Although sporadic fighting continues primarily in the southern parts of Basra, military officials report that coalition forces were making progress in subduing the Saddam loyalists and Iraqi fighters.

"Basra was calmer throughout the majority of Wednesday," Burridge noted, adding "[t]he people of Basra are starting to recognize that U.K. forces will deal decisively and on our terms with the remnants of the regime."

British troops have engaged other groups of armored vehicles reportedly attempting to flee the city in recent days, but the number of Iraqi tanks involved in those confrontations has varied in different reports.

Embedded correspondents reported seeing a convoy of up to 120 Iraqi tanks leaving Basra overnight Wednesday local time. However, British Defense Secretary Geoff Hoon said Thursday that the convoy included only three tanks.
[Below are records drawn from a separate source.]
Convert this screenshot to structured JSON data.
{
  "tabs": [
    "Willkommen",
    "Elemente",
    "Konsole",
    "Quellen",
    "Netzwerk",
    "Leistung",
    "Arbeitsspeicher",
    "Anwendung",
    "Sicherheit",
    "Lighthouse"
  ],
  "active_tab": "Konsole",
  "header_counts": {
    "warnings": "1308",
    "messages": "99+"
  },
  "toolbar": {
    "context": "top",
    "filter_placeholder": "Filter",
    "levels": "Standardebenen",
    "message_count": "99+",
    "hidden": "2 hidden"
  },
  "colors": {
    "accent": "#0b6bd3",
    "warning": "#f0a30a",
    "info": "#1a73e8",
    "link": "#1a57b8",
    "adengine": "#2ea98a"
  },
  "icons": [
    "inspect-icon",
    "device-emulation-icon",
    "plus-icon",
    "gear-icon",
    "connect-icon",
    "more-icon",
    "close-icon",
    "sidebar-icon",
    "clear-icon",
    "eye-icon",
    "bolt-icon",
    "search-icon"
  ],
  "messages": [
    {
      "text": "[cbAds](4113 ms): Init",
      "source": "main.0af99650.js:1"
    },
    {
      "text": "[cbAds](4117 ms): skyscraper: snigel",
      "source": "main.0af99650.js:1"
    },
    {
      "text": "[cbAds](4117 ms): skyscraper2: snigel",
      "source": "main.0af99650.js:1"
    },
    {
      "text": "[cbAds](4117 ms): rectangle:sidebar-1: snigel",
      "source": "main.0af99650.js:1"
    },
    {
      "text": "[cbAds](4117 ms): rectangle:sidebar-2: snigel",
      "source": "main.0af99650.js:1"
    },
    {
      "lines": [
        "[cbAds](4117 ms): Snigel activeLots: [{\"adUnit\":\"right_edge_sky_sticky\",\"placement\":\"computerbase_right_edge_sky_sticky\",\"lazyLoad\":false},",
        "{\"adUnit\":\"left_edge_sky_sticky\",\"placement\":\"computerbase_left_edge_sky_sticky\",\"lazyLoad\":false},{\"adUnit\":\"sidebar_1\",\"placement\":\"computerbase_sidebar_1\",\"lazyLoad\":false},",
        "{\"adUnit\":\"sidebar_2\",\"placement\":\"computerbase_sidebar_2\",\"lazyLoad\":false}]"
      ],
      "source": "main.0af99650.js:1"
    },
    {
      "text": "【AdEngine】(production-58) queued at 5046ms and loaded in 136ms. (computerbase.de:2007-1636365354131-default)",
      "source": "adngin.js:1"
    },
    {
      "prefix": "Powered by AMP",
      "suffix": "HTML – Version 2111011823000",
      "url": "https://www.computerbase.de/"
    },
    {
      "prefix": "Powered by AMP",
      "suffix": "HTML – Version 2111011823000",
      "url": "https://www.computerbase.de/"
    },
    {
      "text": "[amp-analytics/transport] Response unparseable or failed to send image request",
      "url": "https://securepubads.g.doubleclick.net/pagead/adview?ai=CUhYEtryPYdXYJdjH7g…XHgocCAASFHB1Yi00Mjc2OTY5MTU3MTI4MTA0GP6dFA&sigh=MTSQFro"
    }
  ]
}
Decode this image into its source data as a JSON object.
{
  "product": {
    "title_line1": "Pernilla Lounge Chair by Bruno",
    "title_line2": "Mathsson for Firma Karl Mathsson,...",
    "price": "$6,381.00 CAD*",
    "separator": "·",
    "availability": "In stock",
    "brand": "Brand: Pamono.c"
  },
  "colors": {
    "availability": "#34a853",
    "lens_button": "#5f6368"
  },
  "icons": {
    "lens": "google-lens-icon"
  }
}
"Those tanks were dealt with. They were destroyed," Defense Secretary Geoff Hoon told reporters. "Maybe they were testing out our determination to deal with them. I can assure you we showed them."

Lockwood told the BBC that reports from journalists embedded with front-line troops sometimes contained inaccuracies.

"There is obviously a certain degree of speculation," Lockwood said. "A large amount of this comes from the embedded journalists that are with our troops at the front line -- a little bit of, I won't say poetic license, but obviously a very narrow view of what exactly is going on."

However, Burridge told reporters Basra remains a "very difficult and confused situation."

"I describe it as probably the classic ambiguous battle space, but I sense that what we're seeing is people trying to surrender, desert or whatever realizing what's going on with the Ba'ath Party and the others who are trying to apply their motivation and trying to avoid them," he said.